Les maladies cardiovasculaires constituent la deuxième affection examinée par le service d’étude des MC. Celles-ci sont nettement moins fréquentes chez les femmes que chez les hommes (91 contre 135 pour 100.000 habitants). Mais il y a une nuance importante : les femmes ont 35 % plus de risques de décéder après une intervention cardiaque à l’hôpital. C’est pourquoi les maladies cardiovasculaires constituent la première cause de décès chez les femmes.
Temps d’attente
Il existe plusieurs facteurs qui expliquent ce pronostic moins favorable. Le temps d’attente est un facteur déterminant pour la survie en cas d’obstruction complète de l’artère coronaire.
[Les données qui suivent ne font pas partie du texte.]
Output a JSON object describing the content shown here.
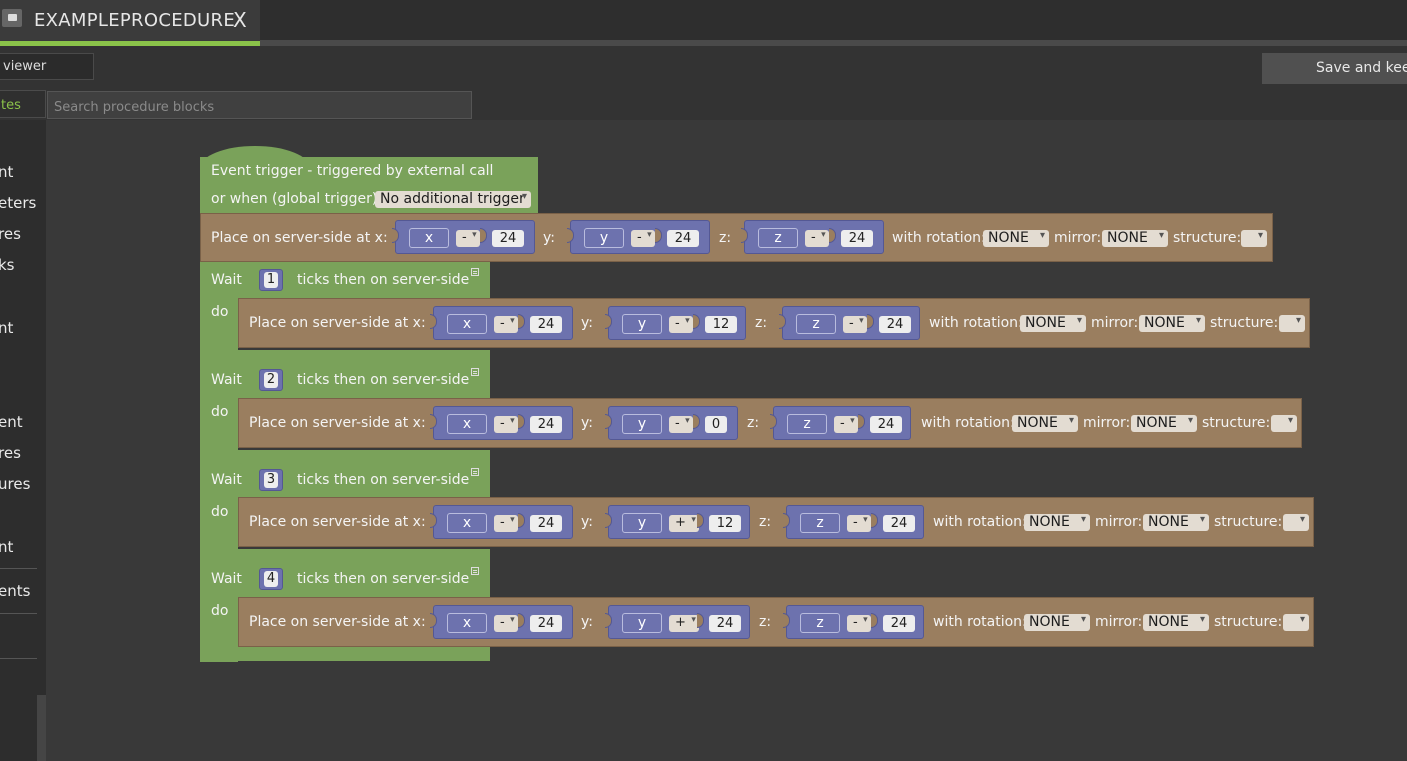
{
  "tab": {
    "title": "EXAMPLEPROCEDURE",
    "close": "X"
  },
  "toolbar": {
    "viewer_label": "viewer",
    "save_label": "Save and keep"
  },
  "search": {
    "tab_label": "tes",
    "placeholder": "Search procedure blocks"
  },
  "sidebar": {
    "items": [
      "nt",
      "eters",
      "res",
      "ks",
      "nt",
      "ent",
      "res",
      "ures",
      "nt",
      "ents"
    ]
  },
  "colors": {
    "accent": "#8bc34a",
    "event_block": "#7aa25a",
    "action_block": "#9a7e5f",
    "math_block": "#6d72ae"
  },
  "event": {
    "line1": "Event trigger - triggered by external call",
    "line2": "or when (global trigger):",
    "trigger": "No additional trigger"
  },
  "labels": {
    "place": "Place on server-side at x:",
    "y": "y:",
    "z": "z:",
    "rotation": "with rotation:",
    "mirror": "mirror:",
    "structure": "structure:",
    "wait": "Wait",
    "ticks": "ticks then on server-side",
    "do": "do",
    "x_var": "x",
    "y_var": "y",
    "z_var": "z",
    "none": "NONE"
  },
  "first_place": {
    "x_op": "-",
    "x_val": "24",
    "y_op": "-",
    "y_val": "24",
    "z_op": "-",
    "z_val": "24"
  },
  "waits": [
    {
      "ticks": "1",
      "x_op": "-",
      "x_val": "24",
      "y_op": "-",
      "y_val": "12",
      "z_op": "-",
      "z_val": "24"
    },
    {
      "ticks": "2",
      "x_op": "-",
      "x_val": "24",
      "y_op": "-",
      "y_val": "0",
      "z_op": "-",
      "z_val": "24"
    },
    {
      "ticks": "3",
      "x_op": "-",
      "x_val": "24",
      "y_op": "+",
      "y_val": "12",
      "z_op": "-",
      "z_val": "24"
    },
    {
      "ticks": "4",
      "x_op": "-",
      "x_val": "24",
      "y_op": "+",
      "y_val": "24",
      "z_op": "-",
      "z_val": "24"
    }
  ]
}
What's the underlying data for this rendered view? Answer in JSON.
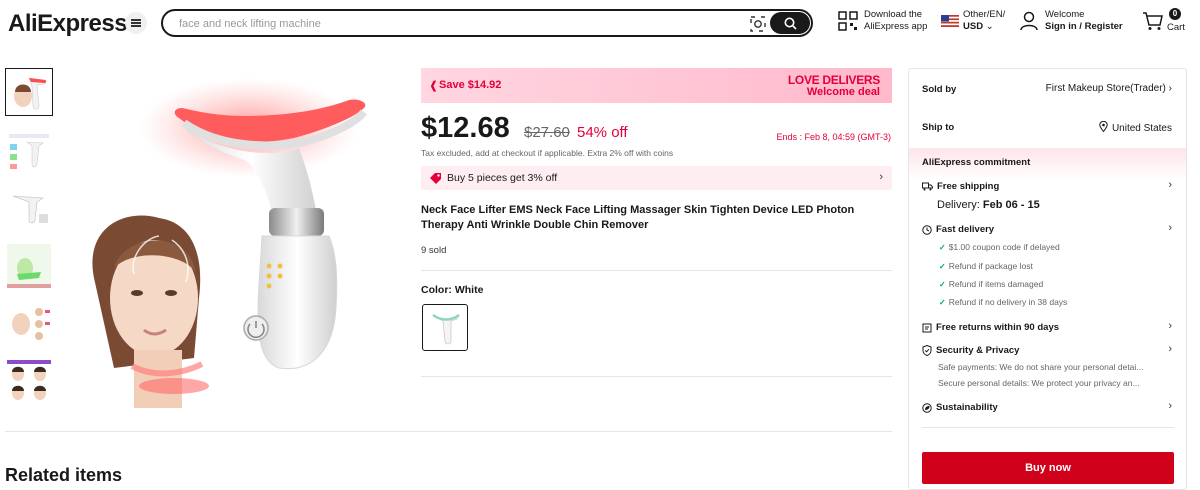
{
  "header": {
    "logo_text": "AliExpress",
    "search_placeholder": "face and neck lifting machine",
    "app_line1": "Download the",
    "app_line2": "AliExpress app",
    "locale_line1": "Other/EN/",
    "locale_line2": "USD",
    "account_line1": "Welcome",
    "account_line2": "Sign in / Register",
    "cart_count": "0",
    "cart_label": "Cart"
  },
  "promo": {
    "save_label": "Save $14.92",
    "banner_line1": "LOVE DELIVERS",
    "banner_line2": "Welcome deal"
  },
  "pricing": {
    "price": "$12.68",
    "original_price": "$27.60",
    "discount": "54% off",
    "ends": "Ends : Feb 8, 04:59 (GMT-3)",
    "tax_note": "Tax excluded, add at checkout if applicable. Extra 2% off with coins",
    "bulk_offer": "Buy 5 pieces get 3% off"
  },
  "product": {
    "title": "Neck Face Lifter EMS Neck Face Lifting Massager Skin Tighten Device LED Photon Therapy Anti Wrinkle Double Chin Remover",
    "sold": "9 sold",
    "color_label": "Color:",
    "color_value": "White"
  },
  "sidebar": {
    "sold_by_label": "Sold by",
    "sold_by_value": "First Makeup Store(Trader)",
    "ship_to_label": "Ship to",
    "ship_to_value": "United States",
    "commitment_title": "AliExpress commitment",
    "free_shipping": "Free shipping",
    "delivery_label": "Delivery:",
    "delivery_value": "Feb 06 - 15",
    "fast_delivery": "Fast delivery",
    "fast_items": [
      "$1.00 coupon code if delayed",
      "Refund if package lost",
      "Refund if items damaged",
      "Refund if no delivery in 38 days"
    ],
    "free_returns": "Free returns within 90 days",
    "security": "Security & Privacy",
    "security_line1": "Safe payments: We do not share your personal detai...",
    "security_line2": "Secure personal details: We protect your privacy an...",
    "sustainability": "Sustainability",
    "buy_now": "Buy now"
  },
  "related": {
    "title": "Related items"
  },
  "colors": {
    "accent_red": "#e3003a",
    "buy_button": "#d0021b",
    "promo_pink": "#ffc4d4"
  }
}
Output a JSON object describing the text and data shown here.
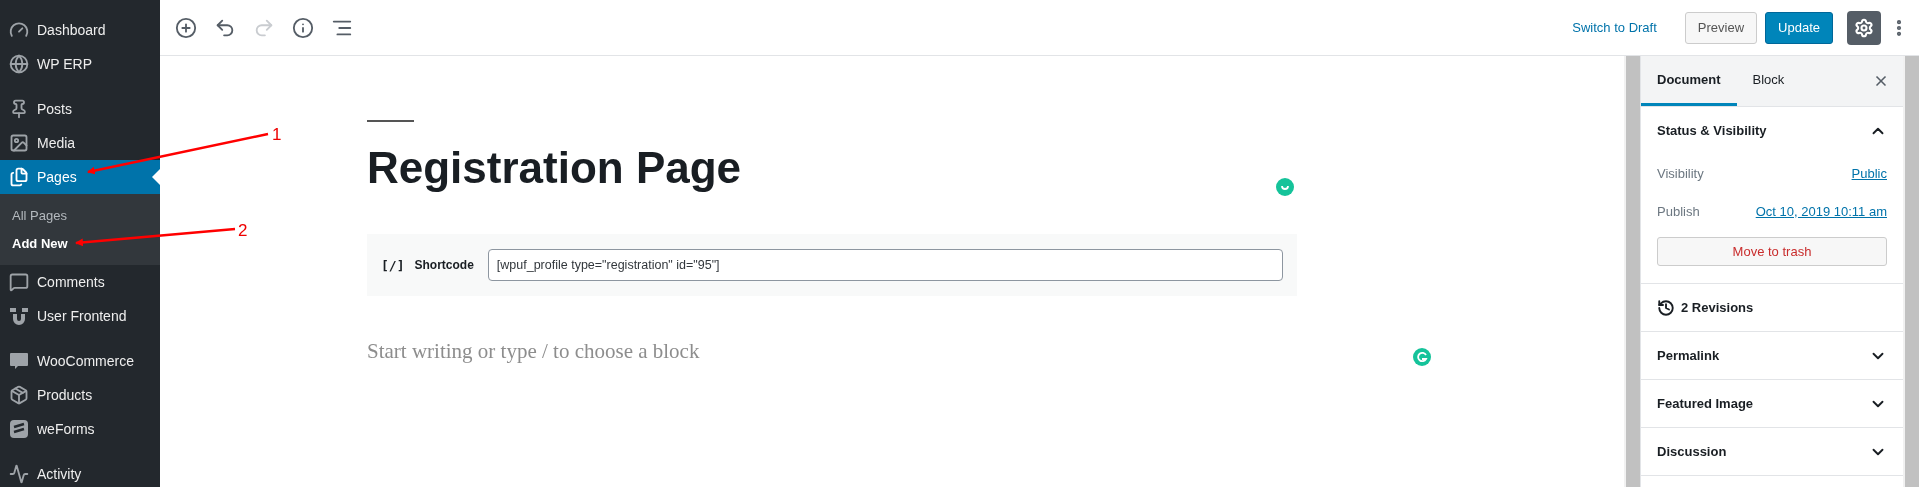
{
  "sidebar": {
    "groups": [
      {
        "items": [
          {
            "label": "Dashboard",
            "selected": false
          },
          {
            "label": "WP ERP",
            "selected": false
          }
        ]
      },
      {
        "items": [
          {
            "label": "Posts",
            "selected": false
          },
          {
            "label": "Media",
            "selected": false
          },
          {
            "label": "Pages",
            "selected": true,
            "children": [
              {
                "label": "All Pages",
                "selected": false
              },
              {
                "label": "Add New",
                "selected": true
              }
            ]
          },
          {
            "label": "Comments",
            "selected": false
          },
          {
            "label": "User Frontend",
            "selected": false
          }
        ]
      },
      {
        "items": [
          {
            "label": "WooCommerce",
            "selected": false
          },
          {
            "label": "Products",
            "selected": false
          },
          {
            "label": "weForms",
            "selected": false
          }
        ]
      },
      {
        "items": [
          {
            "label": "Activity",
            "selected": false
          }
        ]
      }
    ]
  },
  "toolbar": {
    "tools": [
      {
        "kind": "add",
        "disabled": false
      },
      {
        "kind": "undo",
        "disabled": false
      },
      {
        "kind": "redo",
        "disabled": true
      },
      {
        "kind": "info",
        "disabled": false
      },
      {
        "kind": "outline",
        "disabled": false
      }
    ]
  },
  "header_actions": {
    "switch_link": "Switch to Draft",
    "preview_button": "Preview",
    "update_button": "Update",
    "settings_selected": true
  },
  "editor": {
    "title": "Registration Page",
    "shortcode_block": {
      "icon": "[/]",
      "label": "Shortcode",
      "value": "[wpuf_profile type=\"registration\" id=\"95\"]"
    },
    "placeholder": "Start writing or type / to choose a block"
  },
  "panel": {
    "tabs": [
      {
        "label": "Document",
        "selected": true
      },
      {
        "label": "Block",
        "selected": false
      }
    ],
    "sections": [
      {
        "kind": "status",
        "title": "Status & Visibility",
        "expanded": true,
        "rows": [
          {
            "label": "Visibility",
            "value": "Public"
          },
          {
            "label": "Publish",
            "value": "Oct 10, 2019 10:11 am"
          }
        ],
        "button": "Move to trash"
      },
      {
        "kind": "revisions",
        "title": "2 Revisions"
      },
      {
        "kind": "collapsible",
        "title": "Permalink",
        "expanded": false
      },
      {
        "kind": "collapsible",
        "title": "Featured Image",
        "expanded": false
      },
      {
        "kind": "collapsible",
        "title": "Discussion",
        "expanded": false
      }
    ]
  },
  "annotations": [
    {
      "label": "1"
    },
    {
      "label": "2"
    }
  ]
}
Parce que les femmes reconnaissent les symptômes plus tard que les hommes, en raison d’un manque de sensibilisation ou d’un accès entravé aux soins, cela aggrave le pronostic.
Parce que les symptômes sont différents chez les femmes par rapport aux hommes, ils sont souvent reconnus plus tard ou pas du tout par les médecins. Le risque est particulièrement sous-estimé chez les jeunes femmes. En outre, la prévention secondaire laisse également à désirer. Les facteurs de risque chez les femmes sont insuffisamment contrôlés : il y a moins d’activité physique, une prévalence plus élevée de l’obésité et un contrôle inadéquat du cholestérol et de l’hémoglobine glyquée. Les recommandations pour la prévention secondaire sont principalement basées sur des recherches cliniques menées essentiellement chez des hommes. Par conséquent, ces recommandations sont insuffisamment adaptées au profil de risque des femmes.
Des cœurs de femmes en bonne santé
"Là aussi, les objectifs de soins de santé peuvent aider à garder davantage de “cœurs de femmes” en bonne santé", estiment les MC. Cela peut se faire en raccourcissant les délais d’attente en reconnaissant plus rapidement les symptômes. Par exemple, les femmes ressentent plus souvent une douleur entre les omoplates qu’une douleur thoracique, ou présentent des symptômes plus vagues comme la fatigue lorsqu’un infarctus se prépare. Les MC estiment également très important que davantage de recherches soient menées sur la manière dont les problèmes cardiaques se manifestent chez les femmes.
Les deux exemples examinés par le service d’étude des MC conduisent à un appel plus général à aborder de manière plus structurée l’approche fondée sur des objectifs, en partant de la mobilisation des connaissances, de la participation des parties prenantes et de l’évaluation continue. Les piliers importants sont la recherche et la formation continue des prestataires de soins, ainsi qu’une meilleure identification des besoins insuffisamment couverts.